Поначалу Влада на службе, как и всех остальных молодых бойцов, то бишь «духов», очень донимали «деды». Один злобный армянин гнобил Покрова тщательнее других. Ежедневно с утра до вечера плац сотрясали его зычные крики: «Рядовой Покров, бегом ко мне!», «Поко́р! Лечь, отжаться!» и всё в таком духе, так что Влад вздрагивал от одного только голоса этого «деда». Без рукоприкладства, естественно, тоже не обходилось. Но вот прошли полгода, и Покрова через процедуру определённого количества ударов пряжкой солдатского ремня по солдатской же заднице перевели в «черпаки», иначе — «фазаны». Сразу после этого обряда новоиспечённый «фазан» Покров вышел на плац, подтягивая штаны, и вдруг услышал до боли знакомый голос: «Владик!» Армянин впервые назвал его не по фамилии! «Ну всё, — обрадованно подумал Покров, — кончились мои страдания!» Он мигом обернулся к доселе злобному «деду» и радостно отозвался: «Я!» — «А поцелуй меня в задик! Бегом ко мне!» — продолжил глумиться армянин. Так что легче Покрову стало только когда злобный армянский дед дембельнулся. Вот тогда уже настало время «дедушки Влада».

— Сколько лет, сколько зим! — приветствовал меня Покров. — Ты как тут?

— Да так же, как и ты, — ответил я. — Только ты от народов Севера, а я по-прежнему от народов Поволжья, но зато с приключениями.

Я поведал ему, как по вине попутчиков в поезде остался без денег, документов и телефона.

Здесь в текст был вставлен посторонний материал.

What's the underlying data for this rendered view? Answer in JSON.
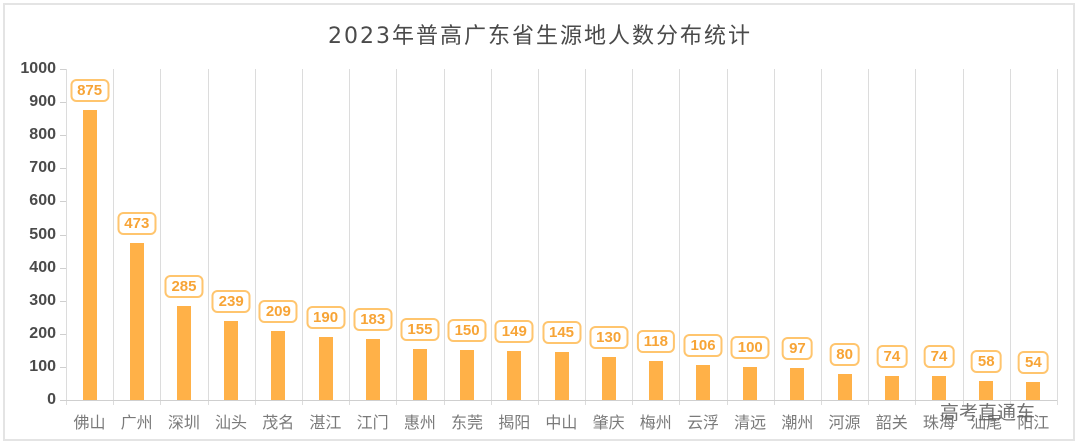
{
  "chart_data": {
    "type": "bar",
    "title": "2023年普高广东省生源地人数分布统计",
    "xlabel": "",
    "ylabel": "",
    "ylim": [
      0,
      1000
    ],
    "yticks": [
      0,
      100,
      200,
      300,
      400,
      500,
      600,
      700,
      800,
      900,
      1000
    ],
    "grid": "vertical category separators",
    "legend": null,
    "categories": [
      "佛山",
      "广州",
      "深圳",
      "汕头",
      "茂名",
      "湛江",
      "江门",
      "惠州",
      "东莞",
      "揭阳",
      "中山",
      "肇庆",
      "梅州",
      "云浮",
      "清远",
      "潮州",
      "河源",
      "韶关",
      "珠海",
      "汕尾",
      "阳江"
    ],
    "values": [
      875,
      473,
      285,
      239,
      209,
      190,
      183,
      155,
      150,
      149,
      145,
      130,
      118,
      106,
      100,
      97,
      80,
      74,
      74,
      58,
      54
    ],
    "bar_color": "#ffb148",
    "label_color": "#f7a436"
  },
  "watermark": "高考直通车"
}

Но Влад сразу засомневался в моих подозрениях:

— Брось ерунду пороть! Если они ехали из заключения, неужели стали бы мараться и позарились бы на твой телефон и мелочёвку? Их же по билетам тут же вычислят, подумай сам! Да и на хрена им нужен твой паспорт? Такие вещи если и берут, то тут же сбрасывают, — со знанием дела разъяснил он мне. — Ты лучше съезди на вокзал в полицию — может, кто уже нашёл и принёс твои документы? Так что раньше времени не паникуй!

— Да, но без паспорта меня никуда не селят. Можно я сегодня у тебя в номере переночую?

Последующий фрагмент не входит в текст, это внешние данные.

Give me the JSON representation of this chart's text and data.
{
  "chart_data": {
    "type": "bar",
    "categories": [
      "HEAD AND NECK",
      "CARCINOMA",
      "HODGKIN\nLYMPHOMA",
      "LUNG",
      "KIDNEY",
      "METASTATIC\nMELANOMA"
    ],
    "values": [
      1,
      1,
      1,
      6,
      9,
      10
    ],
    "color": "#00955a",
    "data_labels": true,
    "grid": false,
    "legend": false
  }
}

— Исключено! Как ты себе это представляешь? Я приехал сюда не один — со мной коллега из дальневосточного региона, — кивнул он на стоявшую неподалёку выдающихся форм женщину. — Так сказать, от нашего куста. Поэтому не обессудь, наверняка тебе здесь подыщут что-нибудь. Не может быть, чтобы в таком большом комплексе да не было номеров!

Его намерения и планы стали мне предельно ясны, и больше я не будировал эту тему.

— Куда ты направляешься? — спросил я его. — Может, посидим где-нибудь вечерком? Давно ведь не виделись.

— Да не где-нибудь, а здесь же — в отеле! Вечером будет приём, культурная программа и всё такое, — ответил Покров. — А сейчас мы с коллегой направляемся на панельную дискуссию «Региональная власть и пресса — горизонты доверия». Пойдёшь с нами?

Я ещё раз оглядел его спутницу, подумал, что в данном конкретном случае логичнее было бы дискутировать об объёмах доверия, но, безусловно, в горизонтальном положении, а вслух произнёс:

— Почему бы и нет? Горизонты так горизонты. Идём!

И мы решительно направились в аудиторию.

Горизонты и вертикали доверия

Панельная дискуссия начиналась традиционно скучно. Местные чиновники как заведённые сыпали штампами, что «журналист — это особая миссия» и «власть всегда рада любой критике».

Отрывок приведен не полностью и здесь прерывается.